I feared where I would land. He did not know the person standing before him—not really.

Flirting at a dinner party, stealing a private moment on a bench, or even a conversation of likes and dislikes was not enough.

“I don’t know,” I finally said. I was afraid to end the pull growing between us but afraid that if I did not it would hurt far worse than now. “I’ll admit, I’m confused.”

I didn’t even know myself any longer, so how could I possibly understand what I was feeling now?

Atlas leaned forward, resting his elbows on his knees. “My I call you Estelle?” His request was calm, solid, grounding.

I nodded before I could talk myself out of it. I loved hearing my name on his lips.

“I was slow to trust you, but I was wrong to do so. There is a steadiness about you that I find comforting. You have a good heart. I sense there is more to your story—more to you—than I yet know, and there is more to my story as well. Despite this, we have become friends.”

I stared at him, surprised at his candor.

I agreed with him, even though I should have said he was wrong to trust me.

But I wanted to be his friend.

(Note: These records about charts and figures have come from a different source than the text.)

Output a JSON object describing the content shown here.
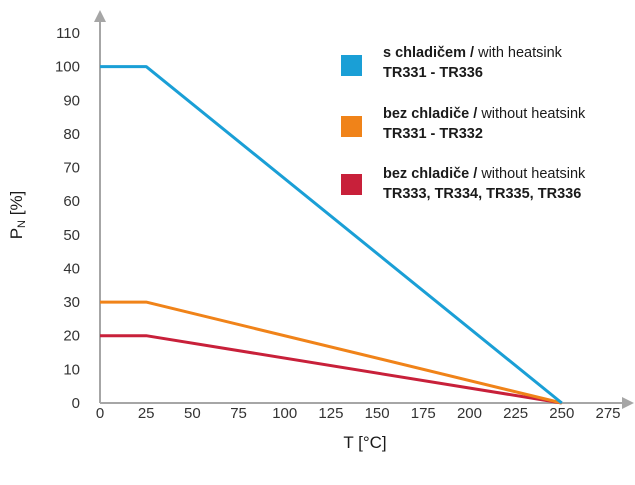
{
  "chart_data": {
    "type": "line",
    "xlabel": "T [°C]",
    "ylabel": {
      "main": "P",
      "sub": "N",
      "unit": " [%]"
    },
    "xlim": [
      0,
      275
    ],
    "ylim": [
      0,
      110
    ],
    "xticks": [
      0,
      25,
      50,
      75,
      100,
      125,
      150,
      175,
      200,
      225,
      250,
      275
    ],
    "yticks": [
      0,
      10,
      20,
      30,
      40,
      50,
      60,
      70,
      80,
      90,
      100,
      110
    ],
    "grid": false,
    "legend_position": "top-right",
    "series": [
      {
        "name_bold": "s chladičem /",
        "name_regular": " with heatsink",
        "name_line2": "TR331 - TR336",
        "color": "#1a9fd6",
        "points": [
          [
            0,
            100
          ],
          [
            25,
            100
          ],
          [
            250,
            0
          ]
        ]
      },
      {
        "name_bold": "bez chladiče /",
        "name_regular": " without heatsink",
        "name_line2": "TR331 - TR332",
        "color": "#f08319",
        "points": [
          [
            0,
            30
          ],
          [
            25,
            30
          ],
          [
            250,
            0
          ]
        ]
      },
      {
        "name_bold": "bez chladiče /",
        "name_regular": " without heatsink",
        "name_line2": "TR333, TR334, TR335, TR336",
        "color": "#c8203a",
        "points": [
          [
            0,
            20
          ],
          [
            25,
            20
          ],
          [
            250,
            0
          ]
        ]
      }
    ]
  }
}
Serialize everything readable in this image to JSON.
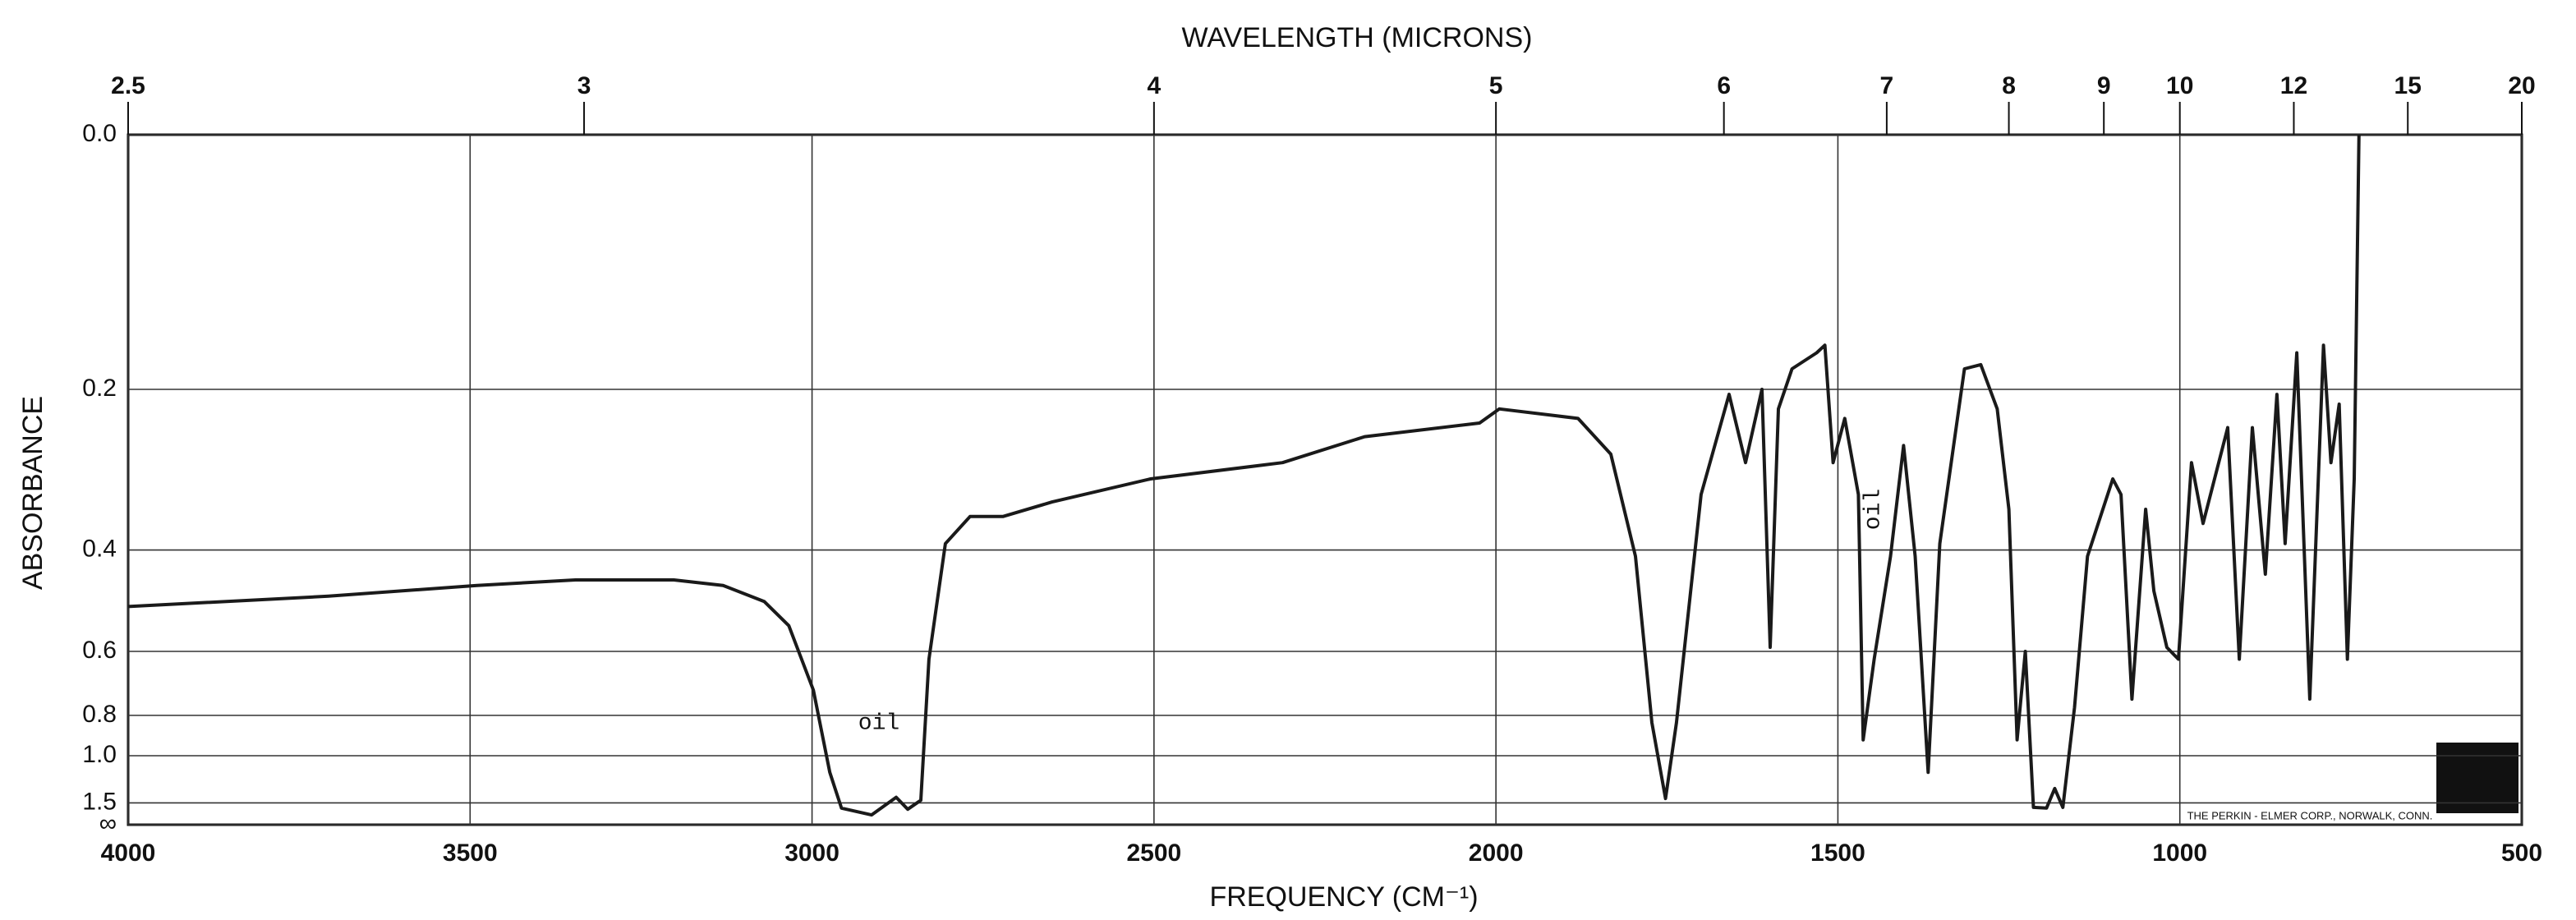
{
  "chart_data": {
    "type": "line",
    "title": "WAVELENGTH (MICRONS)",
    "x_label": "FREQUENCY (CM⁻¹)",
    "y_label": "ABSORBANCE",
    "y_scale": "absorbance",
    "x2_scale": "reciprocal",
    "color": "#1a1a1a",
    "grid": true,
    "x": [
      4000,
      3707,
      3490,
      3346,
      3202,
      3130,
      3070,
      3034,
      2998,
      2974,
      2957,
      2913,
      2877,
      2860,
      2841,
      2829,
      2805,
      2769,
      2721,
      2649,
      2505,
      2312,
      2192,
      2024,
      1995,
      1880,
      1832,
      1796,
      1772,
      1752,
      1736,
      1700,
      1659,
      1635,
      1611,
      1599,
      1587,
      1567,
      1531,
      1519,
      1507,
      1490,
      1470,
      1463,
      1447,
      1423,
      1404,
      1387,
      1368,
      1351,
      1315,
      1291,
      1267,
      1250,
      1238,
      1226,
      1214,
      1195,
      1183,
      1171,
      1154,
      1135,
      1098,
      1086,
      1070,
      1050,
      1038,
      1019,
      1002,
      983,
      966,
      930,
      913,
      894,
      875,
      858,
      846,
      829,
      810,
      790,
      779,
      767,
      755,
      745,
      738
    ],
    "values": [
      0.5,
      0.48,
      0.46,
      0.45,
      0.45,
      0.46,
      0.49,
      0.54,
      0.71,
      1.12,
      1.62,
      1.85,
      1.4,
      1.65,
      1.45,
      0.62,
      0.39,
      0.35,
      0.35,
      0.33,
      0.3,
      0.28,
      0.25,
      0.235,
      0.22,
      0.23,
      0.27,
      0.41,
      0.83,
      1.42,
      0.83,
      0.32,
      0.205,
      0.28,
      0.2,
      0.59,
      0.22,
      0.18,
      0.165,
      0.158,
      0.28,
      0.23,
      0.32,
      0.91,
      0.62,
      0.41,
      0.26,
      0.41,
      1.12,
      0.39,
      0.18,
      0.176,
      0.22,
      0.34,
      0.91,
      0.6,
      1.6,
      1.62,
      1.28,
      1.6,
      0.77,
      0.41,
      0.3,
      0.32,
      0.74,
      0.34,
      0.47,
      0.59,
      0.62,
      0.28,
      0.36,
      0.24,
      0.62,
      0.24,
      0.44,
      0.205,
      0.39,
      0.165,
      0.74,
      0.158,
      0.28,
      0.215,
      0.62,
      0.3,
      0.0
    ],
    "xlim": [
      4000,
      500
    ],
    "xticks": [
      4000,
      3500,
      3000,
      2500,
      2000,
      1500,
      1000,
      500
    ],
    "x2lim": [
      2.5,
      20
    ],
    "x2ticks": [
      2.5,
      3,
      4,
      5,
      6,
      7,
      8,
      9,
      10,
      12,
      15,
      20
    ],
    "yticks": [
      {
        "value": 0,
        "label": "0.0"
      },
      0.2,
      0.4,
      0.6,
      0.8,
      {
        "value": 1,
        "label": "1.0"
      },
      1.5,
      {
        "value": "Infinity",
        "label": "∞"
      }
    ],
    "annotations": [
      "oil",
      "oil",
      "THE PERKIN - ELMER CORP., NORWALK, CONN."
    ]
  }
}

I wanted it desperately.

I had justified my presence here, but now I felt like I was in the same league as Byron in his eyes: my choices and dishonesty condemned me.

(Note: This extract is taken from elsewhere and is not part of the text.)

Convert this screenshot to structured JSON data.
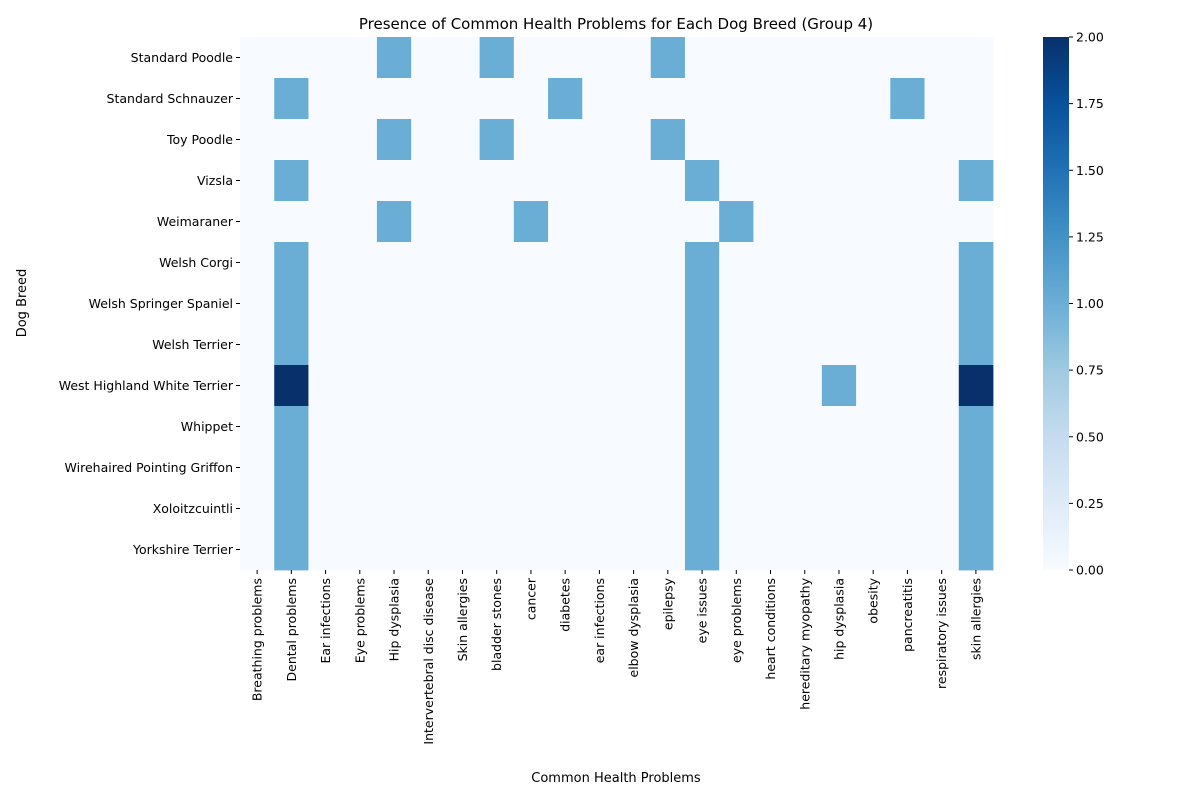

I dug my fingernails into the soft skin of my palms.

“Although,” Atlas began, rising to his feet and stepping closer to me. “I sense if we let it, there might be something more than friendship between us.” It was not a question, but it hung in the air all the same.

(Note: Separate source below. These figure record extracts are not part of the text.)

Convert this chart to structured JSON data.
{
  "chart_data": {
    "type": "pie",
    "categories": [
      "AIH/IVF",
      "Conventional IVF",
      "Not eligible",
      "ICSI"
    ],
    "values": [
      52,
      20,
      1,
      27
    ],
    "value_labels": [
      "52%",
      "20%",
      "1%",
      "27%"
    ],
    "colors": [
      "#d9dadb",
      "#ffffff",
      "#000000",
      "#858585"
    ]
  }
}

A warmth spread through my body faster than any liquid ever could. “Your mother would not like it,” I stammered, but the argument was more for me than for him.

He came ever closer, until I could feel his breath on my lips. “No, she would not—but I would.” His gaze was like a person dipping their toes in water, testing the temperature—or in my case, testing the heat of my own resolve—and perhaps his own.

I wanted to step closer too. An inch closer would be everything. I felt the pull between us tightening. Fearing my restraint would crumble, I took a desperate step back.

The action stalled his progress. He ran his hand through his hair again, but this time in a distracted gesture. “Forgive me if I was too forward. Perhaps we should revisit this conversation when I return from Warwick?”

Tomorrow was Sunday and he would leave Monday for a few days. That was all I required to clear my head and form a decent response. “I should like that.” I feared to give him hope, but a small, shy smile betrayed me.

He was not touching me, but I felt the caress of his gaze on my face all the same. “I shall look forward to it.”

Those words melted my hesitation into a pathetic puddle.

Augusta was right.

I might not be in love quite yet, but I was falling fast.

If I was not completely enamored under her brother’s tender gaze, I would swear to never let Augusta leave my side again. Her matchmaking was causing havoc with my heart.